LLM success at generating and classifying synthetic safety datasets varied by task, with strong performance for neutral and non-therapeutic content but frequent errors in suicidal-ideation and therapy-like interactions, particularly in ambiguous or boundary-case language. Across models, safety performance generally improved with increasing parameter count but included notable outliers.

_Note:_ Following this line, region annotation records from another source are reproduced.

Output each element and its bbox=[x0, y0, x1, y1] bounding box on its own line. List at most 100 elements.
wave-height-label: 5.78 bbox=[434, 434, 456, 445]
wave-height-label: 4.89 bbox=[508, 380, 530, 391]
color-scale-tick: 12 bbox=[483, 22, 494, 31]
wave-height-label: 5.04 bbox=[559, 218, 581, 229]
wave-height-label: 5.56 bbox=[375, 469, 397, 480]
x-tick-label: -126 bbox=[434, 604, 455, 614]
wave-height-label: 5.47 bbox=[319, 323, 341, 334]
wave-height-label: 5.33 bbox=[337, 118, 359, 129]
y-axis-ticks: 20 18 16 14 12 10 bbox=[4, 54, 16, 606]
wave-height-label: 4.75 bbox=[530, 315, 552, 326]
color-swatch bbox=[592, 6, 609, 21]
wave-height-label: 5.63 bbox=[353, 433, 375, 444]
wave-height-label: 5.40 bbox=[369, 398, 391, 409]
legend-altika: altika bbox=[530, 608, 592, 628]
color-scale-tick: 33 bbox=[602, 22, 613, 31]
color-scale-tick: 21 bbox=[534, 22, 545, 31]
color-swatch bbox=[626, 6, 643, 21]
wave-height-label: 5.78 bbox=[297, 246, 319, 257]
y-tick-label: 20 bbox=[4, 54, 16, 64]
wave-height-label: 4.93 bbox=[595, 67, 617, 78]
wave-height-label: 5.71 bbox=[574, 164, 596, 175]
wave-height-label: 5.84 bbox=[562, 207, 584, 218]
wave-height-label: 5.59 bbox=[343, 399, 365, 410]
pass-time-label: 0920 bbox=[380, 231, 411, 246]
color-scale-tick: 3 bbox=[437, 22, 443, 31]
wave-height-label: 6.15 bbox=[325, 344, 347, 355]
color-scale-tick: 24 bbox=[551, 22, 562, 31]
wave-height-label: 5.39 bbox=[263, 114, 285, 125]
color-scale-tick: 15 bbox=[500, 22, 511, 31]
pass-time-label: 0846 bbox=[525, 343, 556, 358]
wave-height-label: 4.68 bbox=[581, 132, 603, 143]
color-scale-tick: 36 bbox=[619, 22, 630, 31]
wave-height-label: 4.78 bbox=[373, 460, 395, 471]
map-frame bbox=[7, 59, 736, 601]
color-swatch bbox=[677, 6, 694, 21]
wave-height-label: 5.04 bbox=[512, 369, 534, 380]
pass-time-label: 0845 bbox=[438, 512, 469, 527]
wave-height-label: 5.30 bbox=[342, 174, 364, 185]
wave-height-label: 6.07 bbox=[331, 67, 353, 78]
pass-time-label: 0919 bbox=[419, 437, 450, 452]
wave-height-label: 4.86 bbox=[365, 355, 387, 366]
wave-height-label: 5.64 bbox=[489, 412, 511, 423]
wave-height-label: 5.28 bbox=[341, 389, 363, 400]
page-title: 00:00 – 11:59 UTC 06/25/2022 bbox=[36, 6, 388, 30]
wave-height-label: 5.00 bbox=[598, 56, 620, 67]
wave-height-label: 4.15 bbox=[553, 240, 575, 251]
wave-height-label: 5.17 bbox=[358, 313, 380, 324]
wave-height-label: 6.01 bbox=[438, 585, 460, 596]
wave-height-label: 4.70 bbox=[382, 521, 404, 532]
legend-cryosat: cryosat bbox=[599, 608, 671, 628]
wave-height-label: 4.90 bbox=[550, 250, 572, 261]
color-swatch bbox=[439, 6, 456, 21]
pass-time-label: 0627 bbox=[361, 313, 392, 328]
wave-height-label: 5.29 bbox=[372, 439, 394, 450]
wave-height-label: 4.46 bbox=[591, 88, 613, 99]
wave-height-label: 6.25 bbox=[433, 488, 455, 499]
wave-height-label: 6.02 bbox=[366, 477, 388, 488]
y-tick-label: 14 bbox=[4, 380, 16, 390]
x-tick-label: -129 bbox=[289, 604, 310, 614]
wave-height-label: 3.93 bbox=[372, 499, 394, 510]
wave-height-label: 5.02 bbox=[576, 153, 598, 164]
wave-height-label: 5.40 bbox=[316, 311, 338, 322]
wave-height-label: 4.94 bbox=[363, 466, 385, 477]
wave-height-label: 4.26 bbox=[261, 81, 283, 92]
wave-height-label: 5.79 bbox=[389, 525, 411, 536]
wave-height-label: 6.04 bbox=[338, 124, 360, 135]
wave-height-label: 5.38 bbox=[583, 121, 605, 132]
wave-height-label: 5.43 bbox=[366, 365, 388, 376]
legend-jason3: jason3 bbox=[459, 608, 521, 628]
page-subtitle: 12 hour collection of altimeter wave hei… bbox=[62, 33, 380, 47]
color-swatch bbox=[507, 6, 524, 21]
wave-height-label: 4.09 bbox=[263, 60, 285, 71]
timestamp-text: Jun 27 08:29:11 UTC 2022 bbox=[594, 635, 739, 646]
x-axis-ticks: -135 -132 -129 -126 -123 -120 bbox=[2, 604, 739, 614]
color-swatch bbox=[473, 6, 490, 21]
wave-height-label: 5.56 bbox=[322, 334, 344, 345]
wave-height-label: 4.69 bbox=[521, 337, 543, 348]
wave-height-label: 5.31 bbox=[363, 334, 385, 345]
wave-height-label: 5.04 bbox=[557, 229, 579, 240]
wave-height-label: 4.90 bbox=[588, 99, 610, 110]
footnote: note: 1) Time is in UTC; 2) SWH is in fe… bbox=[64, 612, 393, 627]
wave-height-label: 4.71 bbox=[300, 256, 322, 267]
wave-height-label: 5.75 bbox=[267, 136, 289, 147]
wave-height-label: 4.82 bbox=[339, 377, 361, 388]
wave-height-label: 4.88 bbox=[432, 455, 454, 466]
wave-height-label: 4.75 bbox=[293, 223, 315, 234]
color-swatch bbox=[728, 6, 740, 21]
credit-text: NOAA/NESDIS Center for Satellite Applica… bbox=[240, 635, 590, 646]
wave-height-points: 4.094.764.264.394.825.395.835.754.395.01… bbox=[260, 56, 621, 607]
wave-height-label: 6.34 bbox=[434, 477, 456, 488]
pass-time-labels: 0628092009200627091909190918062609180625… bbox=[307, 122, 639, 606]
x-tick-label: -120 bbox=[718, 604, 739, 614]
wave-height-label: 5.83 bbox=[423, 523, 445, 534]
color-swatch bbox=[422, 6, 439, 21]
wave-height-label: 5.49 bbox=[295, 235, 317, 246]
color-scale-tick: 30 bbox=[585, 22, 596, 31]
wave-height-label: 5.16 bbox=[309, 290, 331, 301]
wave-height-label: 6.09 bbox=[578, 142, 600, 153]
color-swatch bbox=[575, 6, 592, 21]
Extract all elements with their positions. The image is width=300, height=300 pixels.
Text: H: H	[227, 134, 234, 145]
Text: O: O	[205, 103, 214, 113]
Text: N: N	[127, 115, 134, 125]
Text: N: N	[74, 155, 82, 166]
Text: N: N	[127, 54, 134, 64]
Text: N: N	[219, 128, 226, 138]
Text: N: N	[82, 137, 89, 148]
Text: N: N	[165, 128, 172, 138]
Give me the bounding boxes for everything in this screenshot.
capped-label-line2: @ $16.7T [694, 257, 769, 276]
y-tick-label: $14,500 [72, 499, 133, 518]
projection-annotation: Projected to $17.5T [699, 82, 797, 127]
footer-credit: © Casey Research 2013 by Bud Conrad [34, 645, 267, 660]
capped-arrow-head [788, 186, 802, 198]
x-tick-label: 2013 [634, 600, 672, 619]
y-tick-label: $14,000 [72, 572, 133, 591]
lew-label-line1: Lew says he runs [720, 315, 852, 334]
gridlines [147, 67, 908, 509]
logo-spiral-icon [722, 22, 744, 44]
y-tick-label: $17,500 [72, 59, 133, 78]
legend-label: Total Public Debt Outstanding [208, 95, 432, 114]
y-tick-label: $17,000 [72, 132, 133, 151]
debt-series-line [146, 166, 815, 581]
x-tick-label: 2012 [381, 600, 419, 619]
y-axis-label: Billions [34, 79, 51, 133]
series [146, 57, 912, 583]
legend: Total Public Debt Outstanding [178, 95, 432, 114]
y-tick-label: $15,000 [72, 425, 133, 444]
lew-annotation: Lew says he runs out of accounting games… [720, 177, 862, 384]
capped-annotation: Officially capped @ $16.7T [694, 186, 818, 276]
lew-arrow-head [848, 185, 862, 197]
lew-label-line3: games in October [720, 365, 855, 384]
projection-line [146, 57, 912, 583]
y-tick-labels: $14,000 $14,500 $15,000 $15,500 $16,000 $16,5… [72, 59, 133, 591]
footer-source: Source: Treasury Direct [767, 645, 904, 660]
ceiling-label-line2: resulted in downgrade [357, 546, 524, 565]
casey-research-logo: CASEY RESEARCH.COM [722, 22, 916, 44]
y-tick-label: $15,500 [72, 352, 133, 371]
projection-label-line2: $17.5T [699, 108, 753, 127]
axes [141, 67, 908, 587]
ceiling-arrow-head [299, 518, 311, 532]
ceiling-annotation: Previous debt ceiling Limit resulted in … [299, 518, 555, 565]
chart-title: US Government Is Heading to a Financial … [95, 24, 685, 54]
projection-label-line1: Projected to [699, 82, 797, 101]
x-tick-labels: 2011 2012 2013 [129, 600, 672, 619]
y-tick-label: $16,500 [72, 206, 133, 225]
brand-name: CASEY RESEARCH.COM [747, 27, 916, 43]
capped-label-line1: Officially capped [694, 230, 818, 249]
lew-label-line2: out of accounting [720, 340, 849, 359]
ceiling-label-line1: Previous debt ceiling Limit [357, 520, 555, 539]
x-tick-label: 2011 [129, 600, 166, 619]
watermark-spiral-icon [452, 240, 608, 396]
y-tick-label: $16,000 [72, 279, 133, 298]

Estimated P₁ values (hazard to hazardous situation) ranged from 1.1 × 10⁻⁸ to 1.5 × 10⁻⁴, and P₂ values (hazardous situation to harm) from 4.9 × 10⁻⁵ to 4.5 × 10⁻³, together spanning up to four orders of magnitude across models and assumptions.

Conclusions

Simulation extends existing device-safety frameworks to help address the novel risks of LLMs. Rather than replacing regulatory judgment, it provides a reproducible method for quantitatively estimating uncertainty, clarifying assumptions, and linking model failures to plausible harms. Our case example demonstrates a generalizable approach that can overcome current regulatory barriers while remaining practical for manufacturers and regulators, supporting transparent oversight that keeps patients safe while avoiding unnecessary barriers to delivering the promise of LLM-SaMDs.